Anak : "Apa ya bunda. Aku pengen jualan tapi aku gak tau mau jualan apa."
Bunda: "Kenapa kakak mau jualan?"
Anak: "Ya pokoknya aku mau jualan, bunda.."
Bunda: "Kakak udah kepikiran nanti yang beli siapa? Apa temen kakak, atau temennya adek, atau temennya ayah dan bunda?"
Anak: "Aku maunya temanku nanti yang beli. Nanti aku jualnya gak usah yang mahal-mahal bunda biar temenku seneng. kan aku bisa dapet pahala."

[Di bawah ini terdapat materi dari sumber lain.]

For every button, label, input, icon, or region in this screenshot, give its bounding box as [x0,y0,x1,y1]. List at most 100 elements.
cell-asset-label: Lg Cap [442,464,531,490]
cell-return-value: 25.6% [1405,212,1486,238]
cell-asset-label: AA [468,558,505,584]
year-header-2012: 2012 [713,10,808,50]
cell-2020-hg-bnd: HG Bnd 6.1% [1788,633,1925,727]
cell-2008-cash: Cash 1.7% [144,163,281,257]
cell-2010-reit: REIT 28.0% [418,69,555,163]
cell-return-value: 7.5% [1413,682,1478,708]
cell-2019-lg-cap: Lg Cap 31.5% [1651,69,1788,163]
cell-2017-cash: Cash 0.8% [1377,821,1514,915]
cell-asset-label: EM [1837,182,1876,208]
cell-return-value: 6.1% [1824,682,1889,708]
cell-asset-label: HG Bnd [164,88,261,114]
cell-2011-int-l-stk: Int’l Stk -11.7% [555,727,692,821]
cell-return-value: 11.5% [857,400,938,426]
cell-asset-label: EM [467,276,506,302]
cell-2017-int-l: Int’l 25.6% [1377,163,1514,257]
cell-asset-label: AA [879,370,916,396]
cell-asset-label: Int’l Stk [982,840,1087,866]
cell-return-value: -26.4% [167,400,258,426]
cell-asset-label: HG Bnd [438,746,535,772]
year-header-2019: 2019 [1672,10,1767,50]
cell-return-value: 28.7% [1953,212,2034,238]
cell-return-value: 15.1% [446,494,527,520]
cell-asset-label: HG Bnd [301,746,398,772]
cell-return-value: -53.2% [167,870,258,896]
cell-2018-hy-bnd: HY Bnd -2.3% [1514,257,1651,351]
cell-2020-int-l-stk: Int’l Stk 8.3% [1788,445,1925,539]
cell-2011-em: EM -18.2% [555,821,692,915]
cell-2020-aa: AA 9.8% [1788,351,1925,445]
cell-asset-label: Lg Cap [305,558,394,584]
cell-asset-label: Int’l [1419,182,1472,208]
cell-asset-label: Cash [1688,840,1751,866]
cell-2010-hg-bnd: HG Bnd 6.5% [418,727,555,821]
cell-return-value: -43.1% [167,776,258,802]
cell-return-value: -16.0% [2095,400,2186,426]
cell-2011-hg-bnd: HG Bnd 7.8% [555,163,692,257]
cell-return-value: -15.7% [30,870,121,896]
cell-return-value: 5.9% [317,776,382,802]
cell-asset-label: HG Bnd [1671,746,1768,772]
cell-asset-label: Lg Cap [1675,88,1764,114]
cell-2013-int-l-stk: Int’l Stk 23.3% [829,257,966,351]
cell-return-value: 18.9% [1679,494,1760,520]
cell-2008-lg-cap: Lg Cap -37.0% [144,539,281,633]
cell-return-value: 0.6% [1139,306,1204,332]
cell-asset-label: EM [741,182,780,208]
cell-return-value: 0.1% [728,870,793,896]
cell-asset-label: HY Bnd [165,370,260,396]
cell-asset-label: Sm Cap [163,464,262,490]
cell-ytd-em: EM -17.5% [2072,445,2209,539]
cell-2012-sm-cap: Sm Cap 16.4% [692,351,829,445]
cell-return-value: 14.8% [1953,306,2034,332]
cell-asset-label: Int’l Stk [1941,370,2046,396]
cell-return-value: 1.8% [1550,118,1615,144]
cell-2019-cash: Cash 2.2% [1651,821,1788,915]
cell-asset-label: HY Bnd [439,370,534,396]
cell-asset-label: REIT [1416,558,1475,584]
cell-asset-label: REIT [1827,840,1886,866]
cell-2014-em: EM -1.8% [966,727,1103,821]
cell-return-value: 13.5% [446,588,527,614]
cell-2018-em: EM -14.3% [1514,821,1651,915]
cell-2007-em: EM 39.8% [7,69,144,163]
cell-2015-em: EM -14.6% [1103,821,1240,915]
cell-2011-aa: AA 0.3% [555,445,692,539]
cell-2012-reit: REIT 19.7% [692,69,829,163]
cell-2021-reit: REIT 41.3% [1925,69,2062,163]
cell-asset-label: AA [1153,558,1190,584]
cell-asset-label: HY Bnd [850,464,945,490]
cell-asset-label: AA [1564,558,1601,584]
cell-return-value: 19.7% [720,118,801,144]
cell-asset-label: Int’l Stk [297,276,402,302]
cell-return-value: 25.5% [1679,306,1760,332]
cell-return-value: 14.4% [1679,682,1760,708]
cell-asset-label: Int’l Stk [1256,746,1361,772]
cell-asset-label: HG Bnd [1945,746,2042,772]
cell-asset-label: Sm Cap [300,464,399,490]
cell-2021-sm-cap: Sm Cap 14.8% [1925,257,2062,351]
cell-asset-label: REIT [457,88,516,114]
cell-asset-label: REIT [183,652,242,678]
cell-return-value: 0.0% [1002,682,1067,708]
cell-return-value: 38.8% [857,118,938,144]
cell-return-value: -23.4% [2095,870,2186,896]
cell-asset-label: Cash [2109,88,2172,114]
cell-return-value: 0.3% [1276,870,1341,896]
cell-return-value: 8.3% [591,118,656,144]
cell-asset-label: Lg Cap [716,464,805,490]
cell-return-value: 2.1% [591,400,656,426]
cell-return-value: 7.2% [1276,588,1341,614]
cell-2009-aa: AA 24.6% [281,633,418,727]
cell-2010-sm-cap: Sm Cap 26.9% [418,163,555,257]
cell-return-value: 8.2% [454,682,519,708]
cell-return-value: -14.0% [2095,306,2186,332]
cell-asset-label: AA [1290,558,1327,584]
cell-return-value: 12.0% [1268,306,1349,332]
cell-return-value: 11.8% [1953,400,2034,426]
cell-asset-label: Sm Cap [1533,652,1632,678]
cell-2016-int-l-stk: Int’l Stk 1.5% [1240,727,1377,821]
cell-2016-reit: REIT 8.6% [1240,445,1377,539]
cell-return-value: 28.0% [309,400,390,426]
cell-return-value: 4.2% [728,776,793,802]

Bunda: "Kalo kakak mau jualan, boleh. Nanti mau jual apa kakak pikir-pikir dulu ya.. kalo sudah tau mau jual apa, kakak bilang sama Bunda."
Anak: "Ok bunda." Sambil berlalu dengan girangnya.
Selang beberapa menit kemudiam, anak saya datang lagi ke saya dan bilang, "Bunda bunda.. aku udah tau mau jualan apa. Nanti bunda beliin, terus aku yang jual....dst." anak saya begitu antusias menceritakan rencana apa yang akan dia lakukan untuk berdagang.
Setelah selesai mendengarkan anak saya bercerita panjang lebar tentang rencananya, saya berfikir bahwa ternyata sedikit saja celah yang kita berikan kepada anak bisa mengalirkan ide, pemikiran dan logika anak yang luar biasa.